09.01.2011, 14:54 von jovelstefan | 1 Kommentar

Mein alter Fernseher hat ca. 12 Jahre auf dem Buckel, ist natürlich eine Röhre und funktioniert auch noch einwandfrei. Und im Gegensatz zu sonstigen technischen Geräten ist mir ein „moderner“ Fernseher eigentlich auch gar nicht wichtig. Aber darum geht es jetzt gar nicht, der Punkt ist: Ich habe gerade einen neuen Fernseher gekauft (Samsung LE32C650, wer es genau wissen will). Und jetzt will ich da natürlich auch mal was drauf gucken. Bisher war weder ein Rechner noch Internet noch ähnliches am oder im TV, lediglich ein Standard-DVD-Player ohne Schnickschnack sorgte für gelegentliche Videoabende.
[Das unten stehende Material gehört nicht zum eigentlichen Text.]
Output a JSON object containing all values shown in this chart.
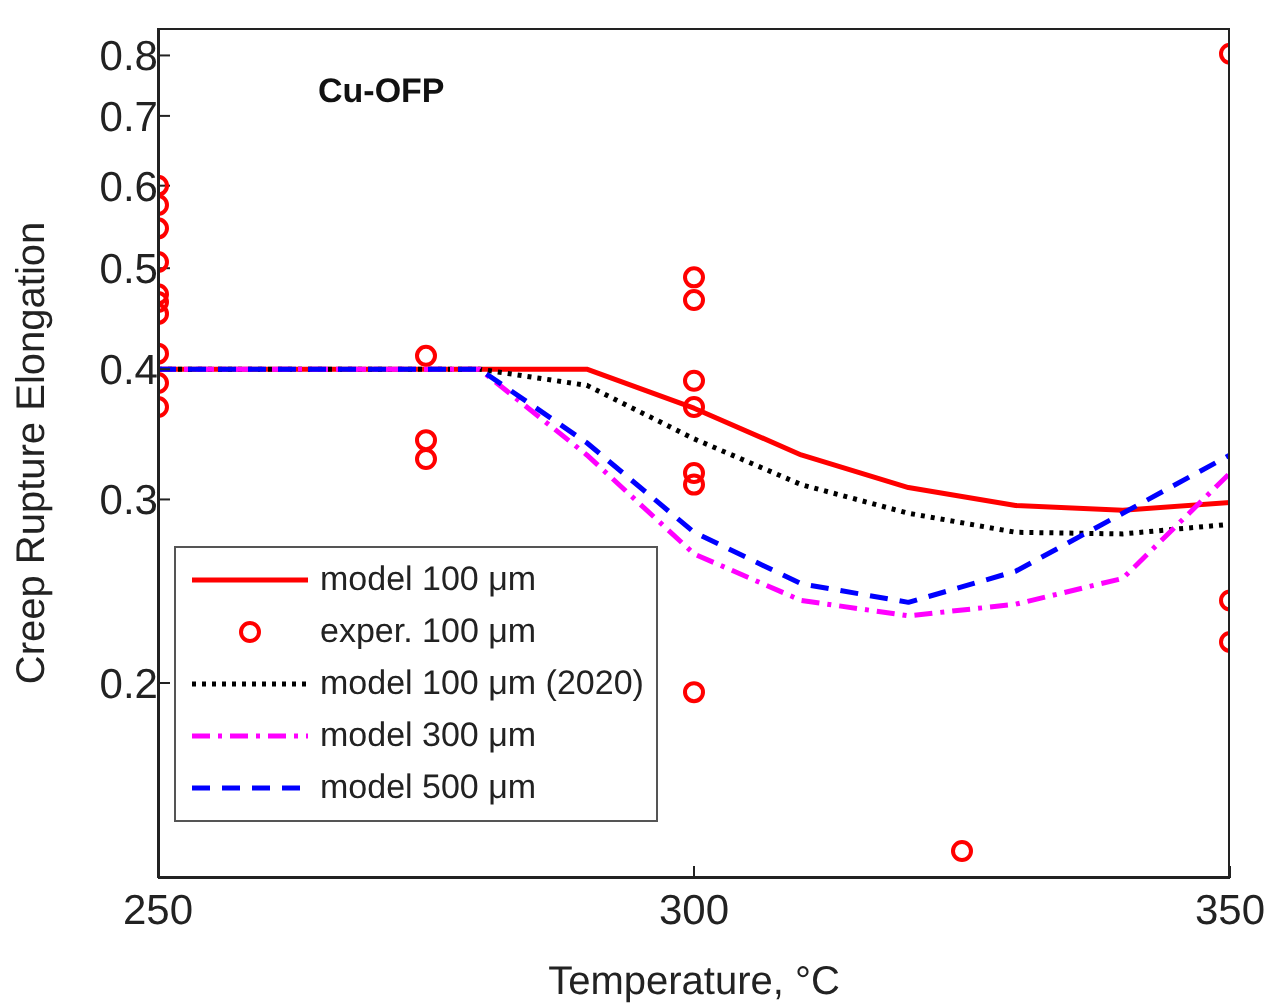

Das soll sich jetzt ändern, ich will am Puls der Zeit auch mal eben nen Film nach Wunsch starten. Und da ich völlig ahnungslos von dieser ganzen Internet-Video-Download-Streaming-TV-Materie bin, dürft ihr mir jetzt helfen. Bevor ich irgendeine Streaminghardware a la Apple TV/Mac Mini/T-Entertain oder so anschaffe, würde ich gerne erstmal nur den Laptop „on demand“ an den Fernseher hängen. Die Frage daher: Welches Video-Download-Portal bietet sich hierfür an? iTunes scheint mir sehr mäßig was die Auswahl angeht, bisher bin ich bei der eher klassischen „Videothek“ videoload gelandet. Hier scheint mir das Angebot am größten und die Preise sind eigentlich überall ähnlich. Außerdem finde ich die Abo-Option interessant, die angebotenen On-demand-Filme sehen ganz ordentlich aus. Bevor ich mich da einkaufe also die Frage an euch: Ist videoload ne gute Wahl, gibt es bessere Alternativen oder würdet ihr das alles eh ganz anders machen?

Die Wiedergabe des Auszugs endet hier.